By Morris Pearl, The Hill
Ratings firm Moody's recently dropped a bombshell report showing that rising wealth and income inequality in the United States will likely lead to lower income growth, political unrest, and a drop in the credit rating of our federal government. Moody's prediction may come as a shock to some, but this should hardly come as a surprise to anyone paying attention to the state of our country. We have a government run by politicians utterly devoted to widening the gap between the rich and the poor, and as that gap widens, our economy and our governmental institutions become less and less stable, putting our country's social, economic, and political fabric in danger.
While inequality is an issue in many countries around the world, the United States is uniquely unequal when compared to other developed countries. It's no mystery why. Republican leaders in Washington have shown themselves to be unwilling to address this looming crisis. On the contrary, they've done everything in their power to make things worse.
Rather than work to make higher education more affordable, they've ignored the student debt crisis, and in fact proposed nearly $80 billion cuts to the Pell Grant program, which millions of Americans rely on to afford higher education. Rather than boost social safety nets to help low-income families afford education, job training, or healthcare, they've proposed massive cuts to programs like Medicaid and SNAP that help huge swaths of the population. And rather than work to shape a tax code that limits the tax burden on poor and working class families, and requires the rich to pay what they owe, they passed a nearly $2 trillion tax cut just last year that was deliberately designed to provide massive cuts to millionaires, billionaires, and corporations while leaving crumbs for the rest of the country.
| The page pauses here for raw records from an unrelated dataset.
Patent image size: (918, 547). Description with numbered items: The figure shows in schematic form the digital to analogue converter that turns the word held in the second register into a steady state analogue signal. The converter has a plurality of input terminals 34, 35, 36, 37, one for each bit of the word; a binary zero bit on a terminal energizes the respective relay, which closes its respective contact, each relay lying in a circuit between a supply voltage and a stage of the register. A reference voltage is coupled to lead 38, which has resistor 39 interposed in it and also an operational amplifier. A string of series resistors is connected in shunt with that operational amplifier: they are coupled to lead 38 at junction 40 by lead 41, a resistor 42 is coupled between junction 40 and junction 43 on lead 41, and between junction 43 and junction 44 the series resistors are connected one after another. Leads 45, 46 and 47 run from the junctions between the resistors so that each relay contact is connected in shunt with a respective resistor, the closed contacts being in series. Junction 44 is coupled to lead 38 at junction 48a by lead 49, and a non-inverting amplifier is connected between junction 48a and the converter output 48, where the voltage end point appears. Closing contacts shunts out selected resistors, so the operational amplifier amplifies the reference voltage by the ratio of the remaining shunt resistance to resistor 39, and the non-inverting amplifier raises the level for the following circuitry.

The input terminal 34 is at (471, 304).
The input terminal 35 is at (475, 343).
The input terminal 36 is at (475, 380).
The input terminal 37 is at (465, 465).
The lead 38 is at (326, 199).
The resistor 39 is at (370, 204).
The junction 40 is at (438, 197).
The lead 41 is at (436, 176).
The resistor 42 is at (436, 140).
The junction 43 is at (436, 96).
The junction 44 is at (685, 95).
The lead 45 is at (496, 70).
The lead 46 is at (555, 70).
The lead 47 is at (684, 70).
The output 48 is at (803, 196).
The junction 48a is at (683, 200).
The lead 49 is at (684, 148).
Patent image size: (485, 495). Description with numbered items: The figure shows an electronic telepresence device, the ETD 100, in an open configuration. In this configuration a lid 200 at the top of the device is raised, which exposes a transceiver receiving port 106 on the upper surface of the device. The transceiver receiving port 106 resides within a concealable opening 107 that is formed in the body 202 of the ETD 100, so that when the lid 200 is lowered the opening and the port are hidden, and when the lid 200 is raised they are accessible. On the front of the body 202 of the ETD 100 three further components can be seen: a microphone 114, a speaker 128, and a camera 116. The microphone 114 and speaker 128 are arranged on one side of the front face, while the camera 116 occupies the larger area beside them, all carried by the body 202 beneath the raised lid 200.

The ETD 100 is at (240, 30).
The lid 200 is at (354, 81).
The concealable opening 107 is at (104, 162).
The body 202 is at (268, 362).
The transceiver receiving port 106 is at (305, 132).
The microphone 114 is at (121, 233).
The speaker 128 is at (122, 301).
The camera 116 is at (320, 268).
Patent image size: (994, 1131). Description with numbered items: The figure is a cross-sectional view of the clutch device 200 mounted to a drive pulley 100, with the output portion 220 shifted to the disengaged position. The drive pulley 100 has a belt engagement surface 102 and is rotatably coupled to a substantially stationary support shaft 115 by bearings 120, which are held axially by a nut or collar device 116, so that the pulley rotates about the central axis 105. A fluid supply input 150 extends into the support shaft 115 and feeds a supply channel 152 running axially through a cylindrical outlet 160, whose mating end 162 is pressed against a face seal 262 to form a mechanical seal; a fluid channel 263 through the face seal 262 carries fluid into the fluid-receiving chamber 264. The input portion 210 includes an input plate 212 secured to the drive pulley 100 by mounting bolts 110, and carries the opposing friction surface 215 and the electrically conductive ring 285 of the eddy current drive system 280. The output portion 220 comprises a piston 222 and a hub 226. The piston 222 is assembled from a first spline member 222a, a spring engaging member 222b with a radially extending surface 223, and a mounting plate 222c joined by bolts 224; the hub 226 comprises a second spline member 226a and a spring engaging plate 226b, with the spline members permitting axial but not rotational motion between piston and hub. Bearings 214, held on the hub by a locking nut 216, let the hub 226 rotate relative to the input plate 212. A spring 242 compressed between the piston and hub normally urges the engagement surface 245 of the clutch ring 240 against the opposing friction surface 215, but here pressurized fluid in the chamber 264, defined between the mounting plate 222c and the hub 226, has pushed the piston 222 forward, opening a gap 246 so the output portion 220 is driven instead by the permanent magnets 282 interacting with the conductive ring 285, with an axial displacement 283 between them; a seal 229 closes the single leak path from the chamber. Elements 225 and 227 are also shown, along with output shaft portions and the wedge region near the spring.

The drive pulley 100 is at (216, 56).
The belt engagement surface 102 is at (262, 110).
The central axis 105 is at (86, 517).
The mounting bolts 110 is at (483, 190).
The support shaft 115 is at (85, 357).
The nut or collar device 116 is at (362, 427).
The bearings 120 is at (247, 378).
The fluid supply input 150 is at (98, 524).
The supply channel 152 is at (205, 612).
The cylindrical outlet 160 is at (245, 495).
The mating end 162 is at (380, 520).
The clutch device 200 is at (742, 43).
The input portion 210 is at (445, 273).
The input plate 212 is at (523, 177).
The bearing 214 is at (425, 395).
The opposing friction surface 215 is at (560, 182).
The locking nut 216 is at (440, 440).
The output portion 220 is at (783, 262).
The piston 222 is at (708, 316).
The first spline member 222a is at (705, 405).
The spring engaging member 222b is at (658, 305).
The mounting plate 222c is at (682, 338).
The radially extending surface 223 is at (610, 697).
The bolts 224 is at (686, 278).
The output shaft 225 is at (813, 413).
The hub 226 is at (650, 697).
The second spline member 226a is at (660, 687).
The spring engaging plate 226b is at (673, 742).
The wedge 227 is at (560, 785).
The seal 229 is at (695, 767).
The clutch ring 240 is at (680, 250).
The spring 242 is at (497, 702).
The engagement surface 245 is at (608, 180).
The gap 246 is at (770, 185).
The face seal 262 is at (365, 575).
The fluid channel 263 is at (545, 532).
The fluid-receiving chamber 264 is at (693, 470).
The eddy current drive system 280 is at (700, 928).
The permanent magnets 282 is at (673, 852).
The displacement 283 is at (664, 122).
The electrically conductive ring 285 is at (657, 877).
There are dozens of factors that contribute to the escalating levels of wealth and income inequality in America, but last year's Tax Cuts and Jobs Act deserves special mention for the sheer scope and shamelessness with which it contributes to our nation's growing inequality. Despite being sold as a middle class tax cut that would benefit the whole country, 83 percent of the bill's $1.9 trillion in tax cuts are projected to go to the top 1 percent of the population.
That is obscene at any time, but especially in an economic environment in which, as the Moody's report says, "The top 10 percent of income earners have seen their overall median net worth increase by almost 200 percent since 1995, while the bottom 40 percent of income earners have experienced a decline in median net worth over the same period." At a time when corporate profits have never been higher, and when the top 1 percent is doing better than any time since the Gilded Age, the architects of the Republican tax bill decided that our tax code asked too much of the wealthy, not too little, and that the poor and middle class didn't really need any tax relief. It's absurd.
With no end in sight to our nation's growing gap between the rich and everyone else, and a Congress and administration that see inequality as a positive thing, I would be hard pressed to say that I personally had unwavering faith in the federal government or the American economy. If we want to retain our status as a global economic leader that most Americans now take for granted, we need to start acting like it. We need a government that works on behalf of all of its citizens, not just the wealthy.